По лагуне было разлито кипящее золото утра, и пар поднимался от воды к белому сияющему горизонту.

Она уезжала.

Надо было дожить отпущенное ей время, как доживал этот город – щедро, на людях. В трудах и веселье.

1999

Джаз-банд на Карловом мосту

  • На пражских улицах лукавое еврейство
  • меня видало в адских детских снах,
  • где жизнь исполнена томительной надежды,
  • лыжня небес блестит передо мной.
  • Верни меня и преданно и нежно
  • держать дитя над мертвою толпой.
Анна Горенко

Прага одухотворена более, чем любая другая столица Европы, возможно, потому, что населена не только людьми.

…Загадочную вольную жизнь ангелов, святых и покровителей церквей и соборов – всех тех, кто венчает пражские крыши, карнизы, порталы, аттики и фасады зданий, – обнаруживаешь не сразу.
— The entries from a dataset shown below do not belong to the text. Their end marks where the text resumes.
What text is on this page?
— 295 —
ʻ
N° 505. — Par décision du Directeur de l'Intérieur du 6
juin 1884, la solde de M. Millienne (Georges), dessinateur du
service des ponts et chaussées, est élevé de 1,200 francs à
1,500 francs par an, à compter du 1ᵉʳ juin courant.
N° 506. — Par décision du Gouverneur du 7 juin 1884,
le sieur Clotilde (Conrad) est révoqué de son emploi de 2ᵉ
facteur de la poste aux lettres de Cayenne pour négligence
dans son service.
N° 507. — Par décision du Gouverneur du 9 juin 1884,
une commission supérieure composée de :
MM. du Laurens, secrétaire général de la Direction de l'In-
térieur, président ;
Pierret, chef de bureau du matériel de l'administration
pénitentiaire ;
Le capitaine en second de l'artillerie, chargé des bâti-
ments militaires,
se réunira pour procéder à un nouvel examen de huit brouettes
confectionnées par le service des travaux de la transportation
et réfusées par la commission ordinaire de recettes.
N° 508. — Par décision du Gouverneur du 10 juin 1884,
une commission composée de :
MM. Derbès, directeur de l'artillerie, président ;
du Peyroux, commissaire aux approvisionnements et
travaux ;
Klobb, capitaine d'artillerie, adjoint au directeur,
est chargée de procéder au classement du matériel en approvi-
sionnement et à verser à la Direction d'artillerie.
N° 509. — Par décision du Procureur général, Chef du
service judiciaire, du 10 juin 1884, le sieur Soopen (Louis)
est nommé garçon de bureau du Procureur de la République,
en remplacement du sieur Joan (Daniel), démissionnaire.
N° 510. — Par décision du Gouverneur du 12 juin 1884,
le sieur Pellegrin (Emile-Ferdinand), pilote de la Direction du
Эта приветливая компания апостолов и мучеников, дам и галантных кавалеров мушкетерского вида, таинственных фигур в сутанах и королевских мантиях открывается неожиданно, едва ты поднимаешь голову к небу на первые капли дождя, чтобы определить – не пора ли доставать зонтик. И тогда над тобою распахивается неведомая и обаятельная жизнь обитателей высот. Они парят где-то там, над головами проходящих внизу туристов, – святые Войцехи и Сигизмунды, короли Карлы, Рудольфы, Вацлавы… Их далекие каменные улыбки, раскинутые крыла, зажатые в кулаках жезлы и шпаги пригласительно и зазывно летят в пространствах разновысоких крыш.

Если бы все они ожили в одночасье, задвигались, заговорили, – о, какая шумная, бурливая жизнь, какие страсти, хохот и стоны, речитатив и торжественный хорал разнеслись бы над крышами!

Вышним голосам этой горней жизни вторили бы улюлюканье, кряхтение, свист и песни причудливой жизни пражских марионеток – всей этой болотной нечисти, развешанной под потолками и на дверях бесчисленных лавок. На Карловом мосту вы пройдете зараз мимо пяти разноумелых ловцов, под музыку магнитофона ведущих в сетях нитей, свисающих с крестовины, шутов, королей, хасидов, крестьян и барышень в шляпках, колдунов и ведьм на метлах…

* * *

В первый же день на мосту Легионов нас взяла на абордаж маленькая разбойная команда прогулочного ботика: две девочки лет по шестнадцати, одетые в матроски, зазывали туристов на речную прогулку. Расписывая все выгоды путешествия, особенно напирали на то, что при отплытии каждому будет выдана кружка пива. Мы растерялись, притормозили свой туристический бег, замечтались, подыскивая нужные слова, и через мгновение были затащены по совершенно деревенской обрывистой тропке под мост, к дощатой пристани, откуда через пять минут и должен был пуститься по Влтаве ботик под темно-зеленым тентом. Забравшись под тент, мы уселись на деревянные скамьи, и вскоре юные русалки, сияя торжеством, притащили еще добычу – зазевавшегося японца… Нас было уже четверо, и мы принялись тихо роптать, поэтому, когда по тропинке сверху на пристань скатились два краснолицых пузатых немца, капитан верно рассудил, что дальше ждать рискованно, и – отдал швартовы.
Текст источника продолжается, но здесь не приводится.